How to train for a marathon as a beginner

How to train for a marathon as a beginner, written by Eimear McHugh, Club Vitae Sligo.

Thinking of running your first marathon? Your timing couldn’t be better! Why not take a step out of your comfort zone, pound the pavements and sign up for your first marathon.

  1. Believe

The first step to everything in life is to believe. Believe you can achieve and you will be successful in everything you put your mind to. Don’t forget, the oldest marathon runner in the world only took up running aged 89 and completed his last one aged 102, now that is impressive.

  1. Establish a routine

Life can be chaotic at the best of times. We’re running and racing everywhere, from working a full-time job to being a full-time parent, work colleague or friend. However, it is vital to put time aside for you. Focus on yourself. It is natural to be full of enthusiasm the first week of a new training plan however, this is not always sustainable. Jumping into a new fitness regime that’s a lot more than you’re able to do, is difficult to maintain and can result in an injury. That is why it is VITAL to establish a time that suits your schedule. Make your training sustainable in your everyday life. Set aside an hour a day for your training that suits you. It’s irrelevant if you train at 5am in the morning or 10pm at night, just remember to be safe and be seen.

  1. Grab a buddy

Training with other people makes it easier and more enjoyable. Not only will you have the craic, share experiences and milestones but you’re less likely to skip training. On the days where it’s not so easy to get out of bed, lace your shoes and clock up the miles. Your training buddy will give you that motivational push you need.

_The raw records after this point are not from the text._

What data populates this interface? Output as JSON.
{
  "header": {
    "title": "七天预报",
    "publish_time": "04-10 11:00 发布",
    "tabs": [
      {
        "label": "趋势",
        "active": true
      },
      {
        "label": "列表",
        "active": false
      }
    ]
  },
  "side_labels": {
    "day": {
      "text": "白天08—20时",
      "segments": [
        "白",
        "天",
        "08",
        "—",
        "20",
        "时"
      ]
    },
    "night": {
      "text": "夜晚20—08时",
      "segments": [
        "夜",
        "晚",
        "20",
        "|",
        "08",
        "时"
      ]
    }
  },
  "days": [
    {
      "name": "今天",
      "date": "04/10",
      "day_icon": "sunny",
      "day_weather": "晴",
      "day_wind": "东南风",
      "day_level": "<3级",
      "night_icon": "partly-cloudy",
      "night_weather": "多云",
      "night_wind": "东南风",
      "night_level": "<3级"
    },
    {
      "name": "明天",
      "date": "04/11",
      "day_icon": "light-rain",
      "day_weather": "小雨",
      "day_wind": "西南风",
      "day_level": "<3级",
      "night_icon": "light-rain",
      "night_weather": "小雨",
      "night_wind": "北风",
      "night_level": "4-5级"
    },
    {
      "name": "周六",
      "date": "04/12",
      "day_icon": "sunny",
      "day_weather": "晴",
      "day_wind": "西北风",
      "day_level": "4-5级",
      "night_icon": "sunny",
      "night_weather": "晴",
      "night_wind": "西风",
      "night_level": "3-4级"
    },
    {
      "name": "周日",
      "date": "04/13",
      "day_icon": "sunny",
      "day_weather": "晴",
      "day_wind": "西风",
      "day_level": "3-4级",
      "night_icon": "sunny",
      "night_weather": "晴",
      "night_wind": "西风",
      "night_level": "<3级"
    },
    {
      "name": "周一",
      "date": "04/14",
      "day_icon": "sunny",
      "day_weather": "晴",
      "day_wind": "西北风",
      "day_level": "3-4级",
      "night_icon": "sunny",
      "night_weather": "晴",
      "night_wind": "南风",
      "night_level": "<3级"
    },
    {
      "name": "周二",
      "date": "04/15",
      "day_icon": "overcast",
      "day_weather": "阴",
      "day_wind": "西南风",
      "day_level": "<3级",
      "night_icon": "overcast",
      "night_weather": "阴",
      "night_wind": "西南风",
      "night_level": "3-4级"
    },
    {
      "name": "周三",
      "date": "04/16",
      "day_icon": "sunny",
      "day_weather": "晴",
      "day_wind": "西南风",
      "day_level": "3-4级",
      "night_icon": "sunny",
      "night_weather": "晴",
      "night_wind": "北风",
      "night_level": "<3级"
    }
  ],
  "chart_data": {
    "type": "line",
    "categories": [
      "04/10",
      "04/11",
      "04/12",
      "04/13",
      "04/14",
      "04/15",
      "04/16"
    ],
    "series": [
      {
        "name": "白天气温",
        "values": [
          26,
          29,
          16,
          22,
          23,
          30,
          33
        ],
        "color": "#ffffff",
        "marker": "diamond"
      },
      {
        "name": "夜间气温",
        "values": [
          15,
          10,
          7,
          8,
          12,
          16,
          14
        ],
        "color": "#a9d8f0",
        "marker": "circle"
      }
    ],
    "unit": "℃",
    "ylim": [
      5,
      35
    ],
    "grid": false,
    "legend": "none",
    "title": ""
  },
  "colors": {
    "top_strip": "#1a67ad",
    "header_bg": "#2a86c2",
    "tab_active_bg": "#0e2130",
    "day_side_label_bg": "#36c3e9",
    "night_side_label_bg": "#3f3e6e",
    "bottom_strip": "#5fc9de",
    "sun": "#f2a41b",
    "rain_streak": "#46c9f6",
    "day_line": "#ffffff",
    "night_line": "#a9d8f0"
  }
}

  1. Increasing running endurance

For a first-time marathon runner, with little previous running experience, finishing times and speed are irrelevant for now.  The goal is to reach that finish line. Training for a marathon takes time and dedication to complete and you should be sure to assess whether you are truly ready before jumping in. There is no ‘easy’ way to run a marathon. Giving yourself enough training time before the race is vital to crossing the finish line. Beginner programmes range from 16-24 weeks depending on initial level of fitness and running experience.  Increasing running volume each week is key to crossing that finish line. Training programmes should incorporate at least 1 long run and 3 easy runs into your training schedule each week. The distance of your long run should increase over the weeks of training. The easy runs add mileage to your legs increasing your overall volume of training each week. If you need help with regards to your training plan, why not talk to your local Club Vitae instructor who would be more than happy to help you out.

  1. Rest

One massive trap people fall into is overtraining. You need to visualise your rest day as your body’s day to recharge. Rest days are crucial after long run days to rebuild the stressed and torn muscle fibres. Without rest days, you go into another week of training, with an exhausted body leading to ultimately one thing, injury! Your body won’t thank you for pushing through the pain. Train smart, not hard. Listen to your body. Take your day off and start clocking up the miles tomorrow.

  1. Hydration

Water accounts for 60% of your body weight so staying hydrated is essential when training and running a marathon. Drinking water not only helps to regulate body temperature, but it also maximises blood volume to enhance cardiovascular function. Staying hydrated through drinking water and electrolytes will reduce fatigue optimising performance.  The U.S. National Academies of Sciences, Engineering, and Medicine suggest that fluid intake is 3.7 litres for men and 2.7 litres of fluids a day for women. Majority of this fluid intake will be sourced from water. It is also important to remember that when running the body could lose fluids up to 0.5-1.5L per hour through sweat, therefore it is key to replenish this source and rehydrate after training and running.

  1. Fuel your body

Increasing levels of running volume means it is crucial to fuel your body correctly. For endurance training, carbohydrates are the key to success.  A simple yet extremely effective example of a pre-run meal would be something like porridge with some fruit and nuts or wholegrain toast with some peanut butter and banana. Meals with high levels of complex carbohydrates are great because they take longer to digest and produce a longer lasting elevation in energy source to the body more effectively than simple carbohydrates.

  1. Enjoy it.

Make training fun and do it your way. Perhaps you enjoy running solo or running with friends and grabbing a coffee after. As mentioned at the start, it’s irrelevant. The principals of training are all the same. Timing and location are immaterial. Enjoy the process and you will cross that finish line.